New Member Intro - Adrian Hope-Bailie

Hi all,

I am very sorry to have only stumbled upon this group and the work you are
doing now.
I would have liked to be part of the working group in March.

I remember reading up on PaySwarm and OpenTransact about 2 years ago but
didn't have the opportunity at the time to follow the progress of your work
closely.

I am in the process of catching up, many conference call minutes and slide
decks to get through but I think am getting the gist of things.

*A little about me*

I started my career focused mostly on web technology as developer and
architect. In 2008 I joined dotMobi and had some interactions with the W3C
during my time there.

In 2009 I returned to my home country South African and have been involved
in the payments industry since working for a payments software vendor (S1
now ACI Worldwide), a processor and now a payments services company.

About 6 months ago I started my current role which has allowed me the
freedom to explore ideas around payments standards and the Web.

*OpenPayee*

In that time I have been working on what I called the OpenPayee standard,
blissfully unaware of how close much of your work was to what I was working
on.

I started capturing some of my ideas at http://openpayee.org a few weeks
ago.

Based on what I have gathered so far the standards you are developing
address a more vast set of functions than OpenPayee however I believe
OpenPayee still may have a place within this set of standards.

My approach has been slightly different to yours, I think.

Fundamentally I have tried to steer away from the challenges of identity
and privacy of the payer by moving control of the transaction to the payer
and his/her agent/authority and only requiring the payee to provide some
form of identifier and possibly some transaction meta-data.

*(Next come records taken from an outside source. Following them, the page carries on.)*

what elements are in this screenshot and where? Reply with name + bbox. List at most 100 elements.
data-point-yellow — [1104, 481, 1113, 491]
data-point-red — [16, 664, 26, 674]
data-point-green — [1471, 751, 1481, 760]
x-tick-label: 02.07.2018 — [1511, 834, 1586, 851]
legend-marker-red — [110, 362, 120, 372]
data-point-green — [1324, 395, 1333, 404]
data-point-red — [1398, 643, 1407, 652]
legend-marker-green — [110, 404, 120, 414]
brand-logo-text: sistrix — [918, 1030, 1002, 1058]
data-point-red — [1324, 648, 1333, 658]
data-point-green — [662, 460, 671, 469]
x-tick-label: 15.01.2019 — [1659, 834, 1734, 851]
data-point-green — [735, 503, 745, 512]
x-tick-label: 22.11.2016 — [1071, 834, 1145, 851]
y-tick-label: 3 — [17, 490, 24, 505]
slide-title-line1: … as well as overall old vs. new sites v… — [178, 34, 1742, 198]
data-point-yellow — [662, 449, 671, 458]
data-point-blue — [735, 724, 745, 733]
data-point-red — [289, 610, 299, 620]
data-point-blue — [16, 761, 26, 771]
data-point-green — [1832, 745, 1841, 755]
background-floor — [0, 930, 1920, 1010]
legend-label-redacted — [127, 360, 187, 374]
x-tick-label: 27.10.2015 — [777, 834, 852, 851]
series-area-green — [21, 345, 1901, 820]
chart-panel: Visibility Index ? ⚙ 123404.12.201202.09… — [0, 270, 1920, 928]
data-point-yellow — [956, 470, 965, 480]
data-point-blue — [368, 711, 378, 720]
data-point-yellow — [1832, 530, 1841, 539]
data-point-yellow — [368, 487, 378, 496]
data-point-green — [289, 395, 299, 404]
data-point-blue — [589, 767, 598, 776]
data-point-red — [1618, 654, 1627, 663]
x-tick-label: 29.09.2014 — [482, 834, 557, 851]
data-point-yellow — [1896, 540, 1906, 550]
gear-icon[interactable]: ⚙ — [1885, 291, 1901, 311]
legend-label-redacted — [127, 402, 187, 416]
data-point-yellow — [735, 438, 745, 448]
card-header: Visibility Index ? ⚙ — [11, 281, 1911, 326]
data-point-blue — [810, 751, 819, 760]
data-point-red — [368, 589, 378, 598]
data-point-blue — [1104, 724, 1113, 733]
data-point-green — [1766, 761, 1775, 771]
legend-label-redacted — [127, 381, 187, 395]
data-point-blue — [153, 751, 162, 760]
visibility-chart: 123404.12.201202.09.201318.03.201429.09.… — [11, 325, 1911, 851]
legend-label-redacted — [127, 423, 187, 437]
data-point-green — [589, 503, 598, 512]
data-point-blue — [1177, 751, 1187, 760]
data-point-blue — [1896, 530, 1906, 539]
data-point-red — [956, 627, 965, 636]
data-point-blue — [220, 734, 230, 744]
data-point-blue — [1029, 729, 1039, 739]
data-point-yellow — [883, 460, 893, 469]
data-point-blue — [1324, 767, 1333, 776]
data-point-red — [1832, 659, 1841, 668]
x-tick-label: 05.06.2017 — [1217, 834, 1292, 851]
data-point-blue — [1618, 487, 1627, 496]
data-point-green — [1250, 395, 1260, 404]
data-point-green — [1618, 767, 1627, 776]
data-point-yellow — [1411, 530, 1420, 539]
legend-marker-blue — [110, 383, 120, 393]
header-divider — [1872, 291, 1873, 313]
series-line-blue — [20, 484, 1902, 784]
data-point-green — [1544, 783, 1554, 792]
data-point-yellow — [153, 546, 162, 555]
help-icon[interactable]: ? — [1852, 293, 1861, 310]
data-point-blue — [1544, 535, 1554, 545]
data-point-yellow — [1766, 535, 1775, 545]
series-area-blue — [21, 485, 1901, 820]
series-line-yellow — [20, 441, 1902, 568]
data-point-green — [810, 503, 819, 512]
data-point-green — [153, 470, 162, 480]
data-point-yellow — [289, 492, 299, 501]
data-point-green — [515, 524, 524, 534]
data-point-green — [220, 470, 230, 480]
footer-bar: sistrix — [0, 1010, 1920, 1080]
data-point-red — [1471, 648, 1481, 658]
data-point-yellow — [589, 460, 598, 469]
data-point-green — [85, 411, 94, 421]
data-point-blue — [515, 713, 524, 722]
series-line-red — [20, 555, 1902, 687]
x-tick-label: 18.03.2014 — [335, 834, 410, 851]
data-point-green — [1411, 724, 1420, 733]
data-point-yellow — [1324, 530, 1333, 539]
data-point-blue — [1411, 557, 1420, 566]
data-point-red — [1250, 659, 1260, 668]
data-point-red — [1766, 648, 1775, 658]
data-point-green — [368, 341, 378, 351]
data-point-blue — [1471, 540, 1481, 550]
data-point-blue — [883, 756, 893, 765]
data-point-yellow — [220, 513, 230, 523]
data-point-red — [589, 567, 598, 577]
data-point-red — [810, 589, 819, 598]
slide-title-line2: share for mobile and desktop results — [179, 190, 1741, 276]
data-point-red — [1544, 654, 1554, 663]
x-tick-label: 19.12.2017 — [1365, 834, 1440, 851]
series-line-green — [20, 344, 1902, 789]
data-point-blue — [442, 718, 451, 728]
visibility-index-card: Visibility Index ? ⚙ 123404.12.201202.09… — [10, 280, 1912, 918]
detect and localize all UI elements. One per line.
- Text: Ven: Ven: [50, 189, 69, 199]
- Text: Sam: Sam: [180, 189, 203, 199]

Using OpenID Connect the payer discovers sufficient information (usually
non-sensitive) about the payee to request a digital invoice, make the
payment and then request a digital receipt. (If someone can direct me to an
explanation of why you believe Open ID Connect is unsuitable as a federated
identity standard, I'd appreciate it).

Key points:

   - In most cases the executing of the OpenID Connect protocol will be
   done by the payer's agent/authority (wallet provider/bank). The transaction
   on his/her smart-phone or web browser by simply processing the payee's
   OpenID identifier. A message must then get to the payer's agent/authority
   that the payer wishes to make a payment to the designated payee. Usually
   this would be done by redirecting the payer's browser to the
   agent/authority's website or launching their app. (Custom URI scheme would
   be ideal but RDF would be sufficient if browsers knew how to handle the
   link type).
   - Once the payer's agent/authority receives the initiation they can
   perform complex discovery and negotiation with the payee or payee's
   agent/authority to decide on the payment method, amount etc. The payer is
   prompted to confirm the terms once a signed digital invoice is presented to
   the payer.
   - The payer's authority then executes the payment via whatever channel
   was agreed. The key here is that this could be some legacy payment channel
   such as a card network or something new like Ripple or Bitcoin. As long as
   the payer and payee both support the channel it's an option.
   - Once the payment is complete the payer agent/authority gets a signed
   digital receipt from the payee or their agent/authority and this is used as
   proof of payment. (It is signed by an entity that the payee trusts)
   - As you will see from some of the use cases this is targeted at non-web
   payments (and even offline payees) too.
   - The standard I am proposing doesn't predicate that the status quo in
   the payments ecosystem changes radically. Where a vendor takes card
   payments via a gateway today, the gateway could simply issue the vendor an
   OpenPayee identifier to use on their website. Customers with OpenPayee
   compatible user-agents would recognise the OpenPayee identifier in the HTML
   of the checkout page or in a link ref on the page and initiate their
   payment via OpenPayee instead of clicking the "Checkout" button. The result
   would be that the payer's agent/auth that has their credit card details on
   record can submit these directly to the gateway and get a signed digital
   receipt from the gateway as proof of payment.

A few things:

   1. I haven't had the chance to capture everything on the website but I
   am working on it. Comments on what is there so far would be much
   appreciated and I will notify this list if I make updates or follow
   @OpenPayee.
   2. If you believe there is merit to the standard and would like to
   incorporate it into your work I am happy for that to happen just let me
   know how I can help.
   3. I have a day-job. As much as I would love to spend all of my time on
   this I run a fairly new business unit in a small company so my time is
   quite precious. I dedicate as much time as I can to this but if someone has
   pointers to save me some time or can assist that would be great.

Looking forward to becoming a very active member of the group.